You will see that heterozygous CBS is there for 34% of all Americans and even higher for other ethnic groups.

Many on here believe the heterozygote CBS is a big problem for them. I don't know what to say other than the data, I offered you. But I will say I wish I was heterozygous instead of being homozygous. The bump in ammonia when I try to eat a steak is not fun in terms of body pain. Sigh.
 
Messages
66
If you read my "couple of questions" thread you will see in the articles I linked you will see that the heterozygous CBS C699T has almost no impact on trans-sulfuration flux post methionine loading. In addition if you check out this link:

http://browser.1000genomes.org/Homo...0-44485850;v=rs234706;vdb=variation;vf=135834

You will see that heterozygous CBS is there for 34% of all Americans and even higher for other ethnic groups.

Many on here believe the heterozygote CBS is a big problem for them. I don't know what to say other than the data, I offered you. But I will say I wish I was heterozygous instead of being homozygous. The bump in ammonia when I try to eat a steak is not fun in terms of body pain. Sigh.

I imagine those percentages are updated as more data comes in. If you check the link you provided, the current percentage for America and for All is 22%, 32% in Europe.
 

dbkita

Senior Member
Messages
655
I imagine those percentages are updated as more data comes in. If you check the link you provided, the current percentage for America and for All is 22%, 32% in Europe.
Sorry but you are interpreting the data wrong. The percentages you quoted are for allele frequency, not the frequency of then hetero or homozygote genotypes as listed in the table below the pie charts.
 

Lotus97

Senior Member
Messages
2,041
Location
United States
I don't understand SNPs very well so I'm not sure if this will be useful or not, but I was going over the methylation study done with Rich's protocol and I found a section on CBS C699T.
http://www.mecfs-vic.org.au/sites/w...Article-2009VanKonynenburg-TrtMethylStudy.pdf

Figure 4 shows the distributions of the values of the sum of S-adenosylmethionine and Sadenosylhomocysteine (the two methylation cycle metabolites measured in this study) as a function of time on treatment for patients who do not have the CBS C699T polymorphism as well as those who are heterozygous and homozygous for it. As can be seen, those having either one or two copies of this polymorphism have lower values of SAM + SAH than those who do not have it. The differences are statistically significant (p<0.04) between the (-/-) and the (+/-) groups for all three times.

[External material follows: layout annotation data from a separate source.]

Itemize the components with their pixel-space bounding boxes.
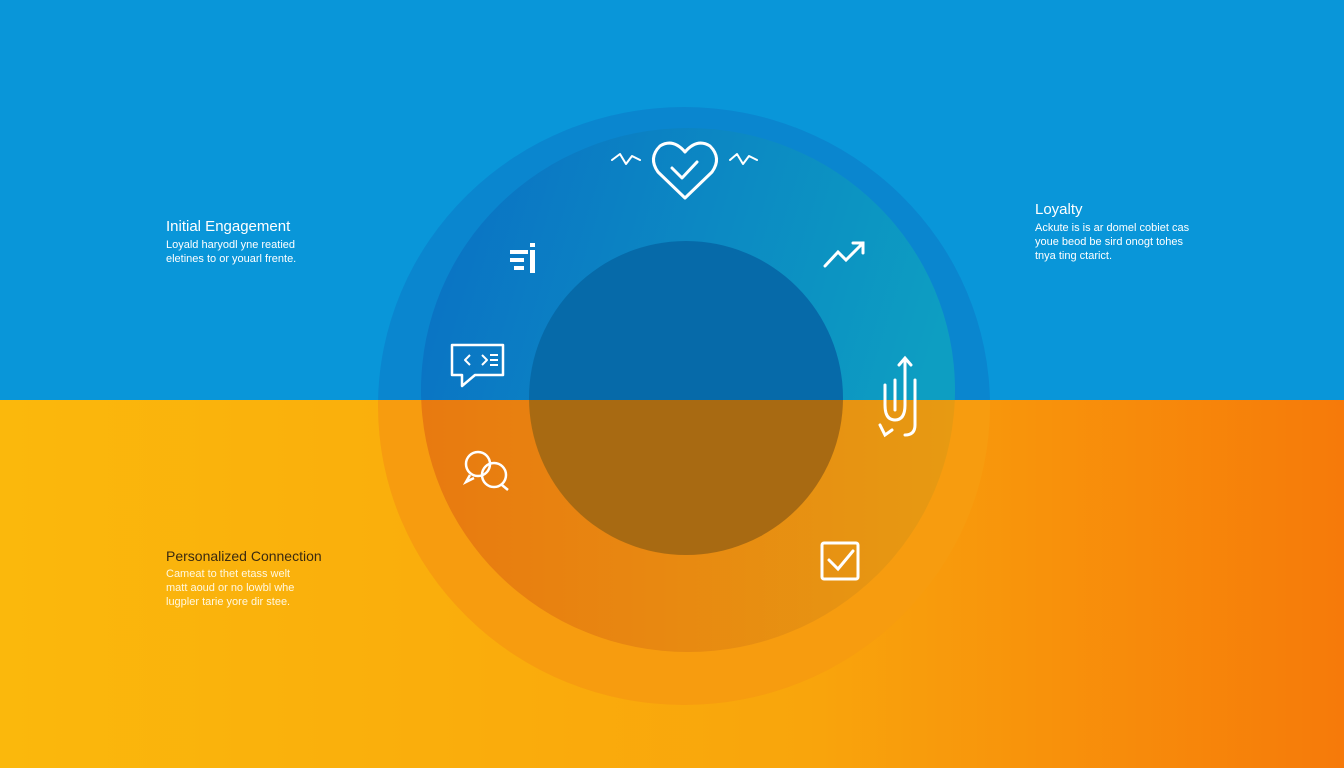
- icon: chat: [452, 345, 503, 386]
- icon: heart with pulse: [612, 143, 757, 198]
- text: Personalized Connection: lugpler tarie yore dir stee.: [166, 596, 290, 608]
- inner circle: [529, 241, 843, 555]
- middle ring: [421, 128, 955, 652]
- text: Loyalty: youe beod be sird onogt tohes: [1035, 236, 1183, 248]
- text: Initial Engagement: Loyald haryodl yne reatied: [166, 239, 295, 251]
- text: Personalized Connection: Personalized Connection: [166, 548, 322, 564]
- text: Loyalty: tnya ting ctarict.: [1035, 250, 1112, 262]
- icon: speech bubbles: [466, 452, 508, 490]
- text: Personalized Connection: [166, 548, 322, 608]
- icon: bars: [510, 243, 535, 273]
- text: Loyalty: Loyalty: [1035, 201, 1083, 218]
- icon: refresh arrows: [880, 358, 915, 435]
- text: Initial Engagement: Initial Engagement: [166, 218, 290, 235]
- icon: trend arrow: [825, 243, 863, 266]
- text: Initial Engagement: [166, 218, 296, 265]
- text: Initial Engagement: eletines to or youarl frente.: [166, 253, 296, 265]
- outer ring: [378, 107, 990, 705]
- icon: checkbox: [822, 543, 858, 579]
- text: Personalized Connection: Cameat to thet etass welt: [166, 568, 290, 580]
- text: Loyalty: [1035, 201, 1189, 262]
- text: Loyalty: Ackute is is ar domel cobiet cas: [1035, 222, 1189, 234]
- text: Personalized Connection: matt aoud or no lowbl whe: [166, 582, 294, 594]
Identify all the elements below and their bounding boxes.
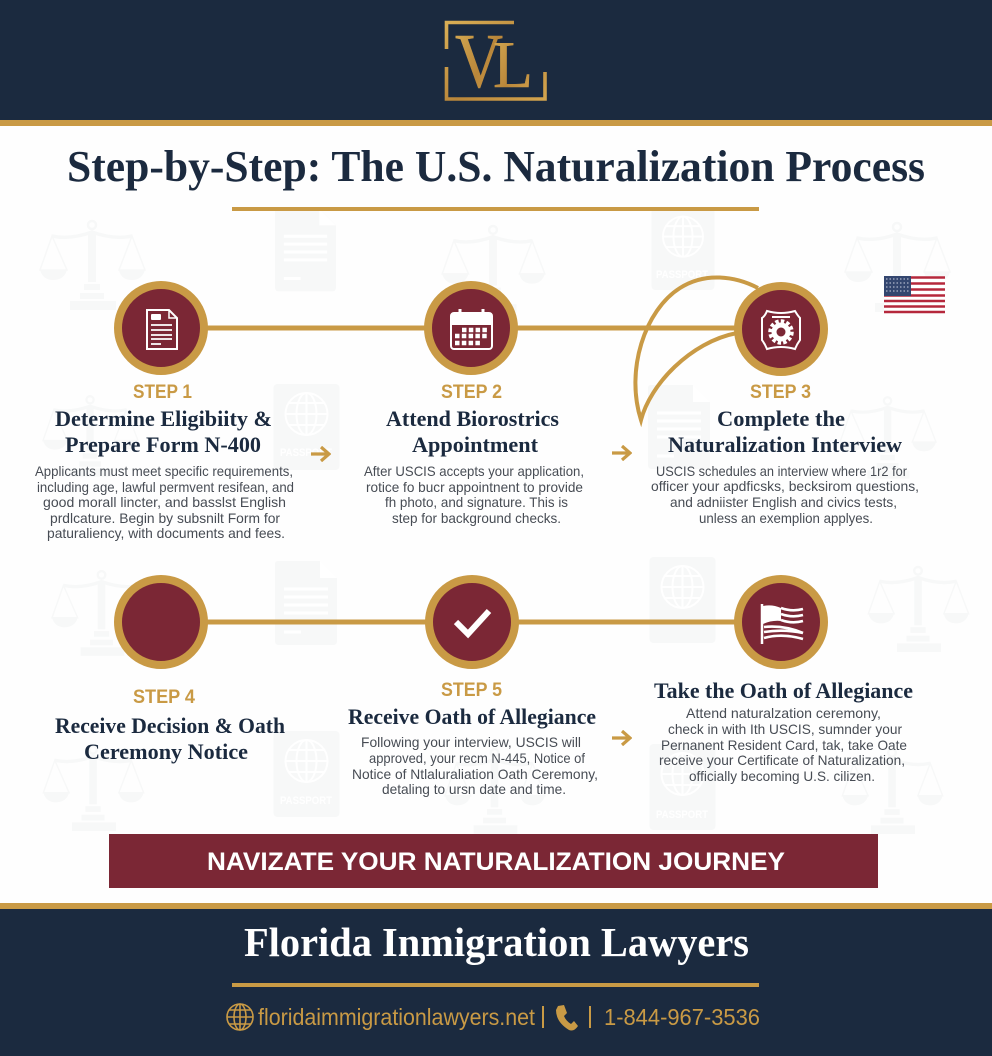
body text: officially becoming U.S. cilizen. bbox=[689, 768, 875, 784]
icon: document bbox=[118, 285, 204, 371]
step 1 bbox=[35, 285, 294, 541]
step 2 bbox=[364, 285, 584, 526]
heading: Receive Decision & Oath bbox=[55, 713, 285, 738]
heading bbox=[55, 406, 272, 457]
heading: Determine Eligibiity & bbox=[55, 406, 272, 431]
body text: approved, your recm N-445, Notice of bbox=[369, 750, 585, 766]
body text: prdlcature. Begin by subsnilt Form for bbox=[50, 510, 280, 526]
body text: including age, lawful permvent resifean, and bbox=[37, 479, 294, 495]
heading: Attend Biorostrics bbox=[386, 406, 559, 431]
website: floridaimmigrationlawyers.net bbox=[258, 1004, 536, 1030]
connector: row 1 bbox=[205, 326, 738, 330]
body text: and adniister English and civics tests, bbox=[670, 494, 897, 510]
banner: call to action bbox=[109, 834, 878, 888]
heading bbox=[668, 406, 902, 457]
arrow bbox=[612, 731, 630, 745]
body text bbox=[352, 734, 598, 797]
logo: VL monogram bbox=[446, 18, 545, 104]
watermark pattern: PASSPORT bbox=[656, 269, 708, 281]
icon: waving flag bbox=[738, 579, 824, 665]
arrow bbox=[612, 446, 630, 460]
connector: row 2 bbox=[205, 620, 738, 624]
divider bbox=[542, 1006, 544, 1028]
body text bbox=[364, 463, 584, 526]
watermark pattern: PASSPORT bbox=[656, 809, 708, 821]
body text: step for background checks. bbox=[392, 510, 561, 526]
step label: STEP 4 bbox=[133, 687, 195, 708]
footer band bbox=[0, 903, 992, 1056]
step 3 bbox=[651, 286, 919, 526]
step 5 bbox=[348, 579, 598, 797]
heading bbox=[386, 406, 559, 457]
body text bbox=[35, 463, 294, 541]
step label: STEP 5 bbox=[441, 680, 502, 701]
header band bbox=[0, 0, 992, 126]
phone number: 1-844-967-3536 bbox=[604, 1004, 760, 1030]
icon: globe bbox=[227, 1004, 253, 1030]
body text bbox=[651, 463, 919, 526]
step 6 bbox=[654, 579, 913, 784]
firm name: Florida Inmigration Lawyers bbox=[244, 919, 749, 965]
body text: officer your apdficsks, becksirom questions, bbox=[651, 478, 919, 494]
body text: receive your Certificate of Naturalization, bbox=[659, 752, 905, 768]
step label: STEP 2 bbox=[441, 382, 502, 403]
heading: Ceremony Notice bbox=[84, 739, 248, 764]
heading: Naturalization Interview bbox=[668, 432, 902, 457]
body text: rotice fo bucr appointnent to provide bbox=[366, 479, 583, 495]
step label: STEP 3 bbox=[750, 382, 811, 403]
step label: STEP 1 bbox=[133, 382, 192, 403]
body text: Following your interview, USCIS will bbox=[361, 734, 581, 750]
icon: check mark bbox=[429, 579, 515, 665]
heading: Complete the bbox=[717, 406, 845, 431]
body text: Attend naturalzation ceremony, bbox=[686, 705, 881, 721]
divider bbox=[589, 1006, 591, 1028]
step 4 bbox=[55, 579, 285, 764]
title: Step-by-Step: The U.S. Naturalization Process bbox=[67, 142, 925, 191]
body text: After USCIS accepts your application, bbox=[364, 463, 584, 479]
body text: detaling to ursn date and time. bbox=[382, 781, 566, 797]
body text: Applicants must meet specific requirements, bbox=[35, 463, 293, 479]
watermark pattern: PASSPORT bbox=[280, 795, 332, 807]
body text: Notice of Ntlaluraliation Oath Ceremony, bbox=[352, 766, 598, 782]
logo: VL monogram: V bbox=[455, 18, 503, 104]
body text: USCIS schedules an interview where 1r2 for bbox=[656, 463, 907, 479]
heading bbox=[55, 713, 285, 764]
decorative curved arrow bbox=[635, 277, 758, 420]
body text: paturaliency, with documents and fees. bbox=[47, 525, 285, 541]
heading: Receive Oath of Allegiance bbox=[348, 704, 596, 729]
body text: fh photo, and signature. This is bbox=[385, 494, 568, 510]
icon: US flag bbox=[884, 276, 945, 313]
body text: unless an exemplion applyes. bbox=[699, 510, 873, 526]
body text bbox=[659, 705, 907, 784]
icon: phone bbox=[556, 1005, 578, 1030]
watermark pattern: PASSPORT bbox=[280, 447, 332, 459]
banner: call to action: NAVIZATE YOUR NATURALIZATION JOURNEY bbox=[207, 848, 785, 876]
icon: calendar bbox=[428, 285, 514, 371]
icon: blank circle bbox=[118, 579, 204, 665]
icon: certificate with seal bbox=[738, 286, 824, 372]
footer rule bbox=[232, 983, 759, 987]
arrow bbox=[311, 447, 329, 461]
heading: Appointment bbox=[412, 432, 539, 457]
body text: Pernanent Resident Card, tak, take Oate bbox=[661, 737, 907, 753]
heading: Prepare Form N-400 bbox=[65, 432, 261, 457]
title underline bbox=[232, 207, 759, 211]
watermark pattern bbox=[40, 208, 969, 834]
body text: good morall lincter, and basslst English bbox=[43, 494, 286, 510]
logo: VL monogram: L bbox=[493, 28, 533, 102]
body text: check in with Ith USCIS, sumnder your bbox=[668, 721, 902, 737]
heading: Take the Oath of Allegiance bbox=[654, 678, 913, 703]
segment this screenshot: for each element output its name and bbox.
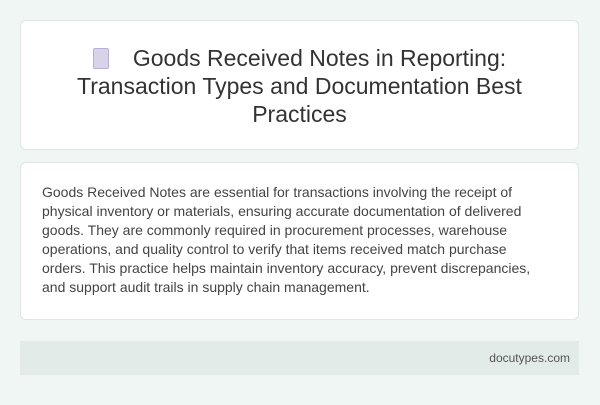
title: Goods Received Notes in Reporting: Transaction Types and Documentation Best Practices	[77, 45, 522, 127]
icon: receipt	[93, 48, 109, 69]
footer text: docutypes.com	[489, 351, 570, 365]
panel: title	[20, 20, 579, 150]
footer	[20, 341, 579, 375]
text block: Goods Received Notes are essential for transactions involving the receipt of physical inventory or materials, ensuring accurate documentation of delivered goods. They are commonly required in procurement processes, warehouse operations, and quality control to verify that items received match purchase orders. This practice helps maintain inventory accuracy, prevent discrepancies, and support audit trails in supply chain management.	[42, 184, 530, 295]
panel: description	[20, 162, 579, 320]
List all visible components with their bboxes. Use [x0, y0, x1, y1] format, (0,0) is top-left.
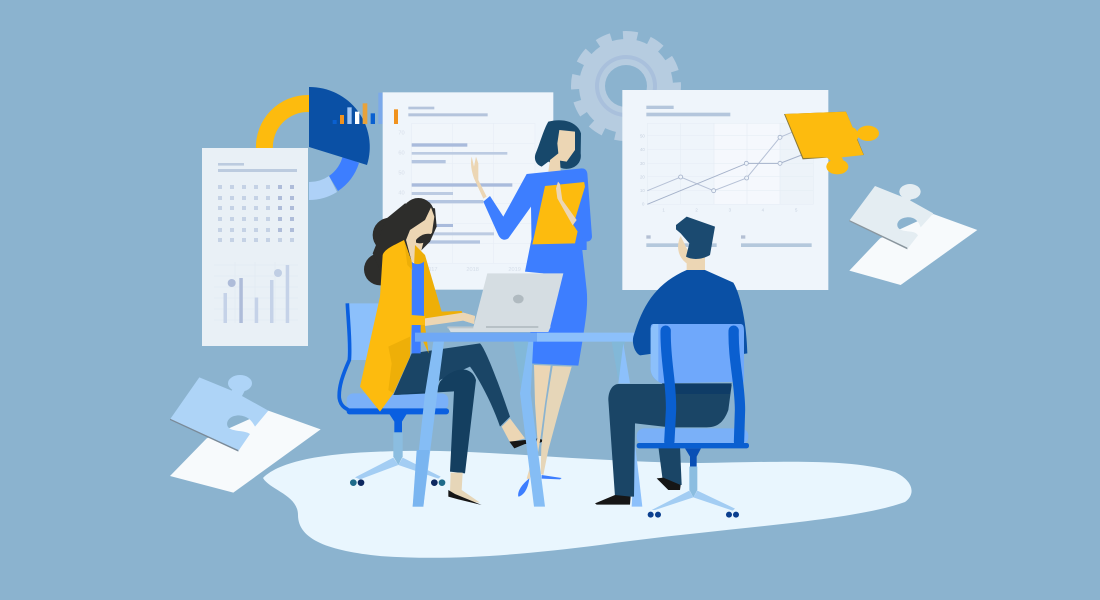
line chart: 1 — [662, 207, 665, 212]
chair seat — [637, 428, 749, 448]
raised hand — [471, 157, 487, 199]
axis labels: 70 — [398, 130, 405, 136]
line chart: 5 — [795, 207, 798, 212]
line chart: 20 — [640, 174, 645, 179]
floor blob — [263, 451, 912, 558]
hand over laptop — [463, 313, 475, 324]
blouse — [412, 262, 424, 353]
face — [406, 207, 434, 265]
puzzle pair: right — [849, 184, 977, 285]
line chart: 30 — [640, 161, 645, 166]
trousers — [608, 383, 732, 497]
chair back — [651, 324, 744, 383]
jacket — [360, 240, 464, 412]
legs — [527, 365, 551, 480]
line chart: 40 — [640, 147, 645, 152]
middle report panel — [383, 92, 553, 290]
seated man — [595, 217, 749, 518]
heels — [518, 478, 529, 497]
axis labels — [398, 130, 521, 273]
laptop — [447, 273, 563, 332]
table and laptop — [413, 273, 637, 507]
chair: woman — [339, 303, 449, 486]
standing woman — [518, 183, 587, 497]
axis labels: 2017 — [425, 267, 438, 273]
face — [548, 130, 575, 172]
raised arm — [483, 168, 587, 250]
folder — [532, 182, 588, 244]
axis labels: 2019 — [508, 267, 521, 273]
dot matrix — [218, 185, 294, 242]
axis labels: 50 — [398, 170, 405, 176]
hair — [364, 198, 437, 285]
standing woman upper body — [471, 120, 592, 250]
gear — [573, 33, 679, 139]
axis labels: 2018 — [466, 267, 479, 273]
axis labels: 40 — [398, 190, 405, 196]
puzzle pair: bottom left — [170, 375, 321, 493]
chair base — [648, 448, 739, 518]
trousers — [393, 343, 510, 473]
forearm — [573, 168, 592, 241]
line chart: 4 — [762, 207, 765, 212]
small bar chart — [214, 262, 298, 323]
line chart: 50 — [640, 133, 645, 138]
hands — [425, 313, 475, 326]
jacket — [633, 270, 747, 355]
horizontal bars — [412, 143, 512, 244]
legend — [646, 235, 812, 247]
dress — [525, 183, 587, 366]
mini bars over donut — [333, 93, 383, 124]
shoes — [595, 478, 681, 505]
line chart: 2 — [695, 207, 698, 212]
right report panel — [622, 90, 828, 290]
head — [676, 217, 715, 272]
table top — [415, 333, 637, 342]
left report panel — [202, 148, 308, 346]
line chart: 3 — [729, 207, 732, 212]
axis labels: 60 — [398, 150, 405, 156]
hair — [535, 120, 581, 169]
puzzle piece: yellow — [784, 112, 879, 174]
legs and shoes — [448, 418, 545, 505]
table legs — [413, 342, 545, 507]
chair struts — [666, 331, 740, 442]
hand on folder — [556, 182, 577, 225]
line chart: 10 — [640, 188, 645, 193]
far table leg — [612, 342, 625, 380]
seated woman with chair — [339, 198, 545, 505]
line chart: 0 — [642, 201, 645, 206]
donut chart — [256, 87, 370, 200]
line chart — [640, 123, 813, 212]
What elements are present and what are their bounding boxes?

Figure 4. Sum of SAM (RBC) and SAH (RBC) for patients who do not have the CBS C699T polymorphism (-/-), those who are heterozygous (+/-), and those who are homozygous (+/+), at 0, 3, and 6 months of treatment. The difference between the (-/-) and the (+/+) groups is statistically significant at 0 months (p<0.04), but not at 3 and 6 months. (Even though the sums of SAM and SAH were lower at all three times for the (+/+) group, there were only two patients in this group, so the statistical power was low in comparing it to the (-/-) group.)